だけどあの彼の声で、何よりも大事にしていた弟を「誰?」と言われて、少し動揺してしまった。

俺の様子に気付いていないのか、言葉を続ける静雄。


「あ、羽島幽平だっけ?大変だよな。兄貴早く見つかればいいけど」


他人ごとのように、テレビを見ているただの視聴者のように(いや、今は間違いなくただの視聴者なんだけど)羽島幽平の兄の心配をする静雄。

そんな彼を少し見つめて、目を細めた。


「…うん。−−そうだね」









深夜−−新宿の街並みを見下ろしながら、事務所の椅子に座る。
静雄は俺の部屋にいるから、今は俺一人だ。

背もたれに体重を掛けて、ふぅ、と息を吐いた。


『コイツ誰だっけ?』


−−幽に貰った服を!!


「…変なの」


ポツリと呟く。

服に傷を付けるとそう言って怒った彼が、よりにもよって弟を他人扱いだ。


「ブラコンじゃないなんて、別人みたい!」


誰に言うでもなく、一人言葉を発する。


…ああでも彼は今、彼としての記憶を持っていないんだ。


「…そうだ、違う人なんだった。

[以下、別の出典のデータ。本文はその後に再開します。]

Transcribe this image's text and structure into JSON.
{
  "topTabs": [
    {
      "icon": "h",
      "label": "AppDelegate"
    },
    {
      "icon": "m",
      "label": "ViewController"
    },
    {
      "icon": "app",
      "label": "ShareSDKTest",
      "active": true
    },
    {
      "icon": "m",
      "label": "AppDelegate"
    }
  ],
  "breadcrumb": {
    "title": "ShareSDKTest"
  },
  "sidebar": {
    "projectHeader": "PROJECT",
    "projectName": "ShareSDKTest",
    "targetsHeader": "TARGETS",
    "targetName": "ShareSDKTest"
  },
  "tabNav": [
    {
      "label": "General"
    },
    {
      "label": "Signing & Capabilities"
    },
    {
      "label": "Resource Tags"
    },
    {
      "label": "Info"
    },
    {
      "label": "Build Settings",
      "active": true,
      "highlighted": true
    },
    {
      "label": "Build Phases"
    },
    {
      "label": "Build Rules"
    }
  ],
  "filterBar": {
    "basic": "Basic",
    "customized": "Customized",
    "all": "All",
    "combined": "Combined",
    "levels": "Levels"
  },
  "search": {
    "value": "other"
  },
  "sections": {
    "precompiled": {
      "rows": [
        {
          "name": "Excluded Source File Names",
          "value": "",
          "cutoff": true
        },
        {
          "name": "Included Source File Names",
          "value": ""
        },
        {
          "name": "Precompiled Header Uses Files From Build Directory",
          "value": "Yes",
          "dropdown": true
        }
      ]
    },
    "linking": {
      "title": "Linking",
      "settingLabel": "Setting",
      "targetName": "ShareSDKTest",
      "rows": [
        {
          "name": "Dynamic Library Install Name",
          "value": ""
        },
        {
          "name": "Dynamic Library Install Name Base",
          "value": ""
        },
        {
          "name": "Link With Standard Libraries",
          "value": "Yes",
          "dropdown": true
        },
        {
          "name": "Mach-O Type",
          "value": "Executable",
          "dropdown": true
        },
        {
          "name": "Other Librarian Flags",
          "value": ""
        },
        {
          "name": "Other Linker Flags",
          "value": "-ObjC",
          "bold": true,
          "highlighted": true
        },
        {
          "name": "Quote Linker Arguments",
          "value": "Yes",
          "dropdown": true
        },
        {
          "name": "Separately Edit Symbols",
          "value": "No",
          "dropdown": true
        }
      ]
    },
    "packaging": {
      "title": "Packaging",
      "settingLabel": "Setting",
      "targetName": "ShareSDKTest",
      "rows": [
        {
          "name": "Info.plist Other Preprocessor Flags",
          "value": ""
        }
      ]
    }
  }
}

あいつだったら、隣に座ってテレビなんて見れないしねぇ」


自然に、俺にコーヒーを淹れて俺の横に座るなんて、彼じゃありえない。殺し合いになるだろう。
池袋の住民があの光景を見たら、一体なんて言うだろうか。

新羅は?セルティは?ドタチンは?田中トムは?茜ちゃんは?
−−彼を大事に思っていた、彼に大事に思われていた人達が見たら、なんと言うだろうか。


彼はどう思うかな。
やっぱり俺といるよりも、みんなといるほうが嬉しいだろう。記憶も早く戻るかもしれない。

彼が、彼らに向けていた笑顔を思い出す。


「…戻してあげたほうが、いいよね」


ポツリと呟く。
そうに決まってる。

だってシズちゃんは俺が嫌いだ。顔を見れば殺し合いが始まる。

そうしたのは、他でもない俺だけど。



−− 死 ね 。



何度も言われた言葉が頭をよぎる。

優しい笑顔なんて向けられたことが無い。いつも射殺すように睨みつけてきた。




「−−シズ、ちゃん」



久しぶりに口にした愛称に、涙腺が緩んだ。
零れる涙を拭って、それでも流れてきたから、両手で顔を覆った。


−−過去がやり直せるなら、何を捧げてもいい。
過去に手に入れた情報?広げた情報網?それとも積み重ねてきた人間への理解・関心か。

なんでもいい。なんでもやるから、シズちゃんを傷つけた馬鹿な過去をやり直したい。

君を好きになってから、笑顔が見たかったし一緒にいたいと思ってた。


記憶を失ったことをチャンスだと思った俺は、やっぱりシズちゃんには嫌われるだろう。

俺だって、何度手放してあげようと思ったかわからない。

それでもシズちゃんが微笑んでくれる現状を、俺には簡単に壊せなかった。


呼び名も変えた。
黒い服はもう着ない。
バーテン服はもう着せない。
池袋にだって帰さない。



「シズちゃん……ごめんね…っ」



シズちゃんのことが好きだけど、君の幸せは願えない。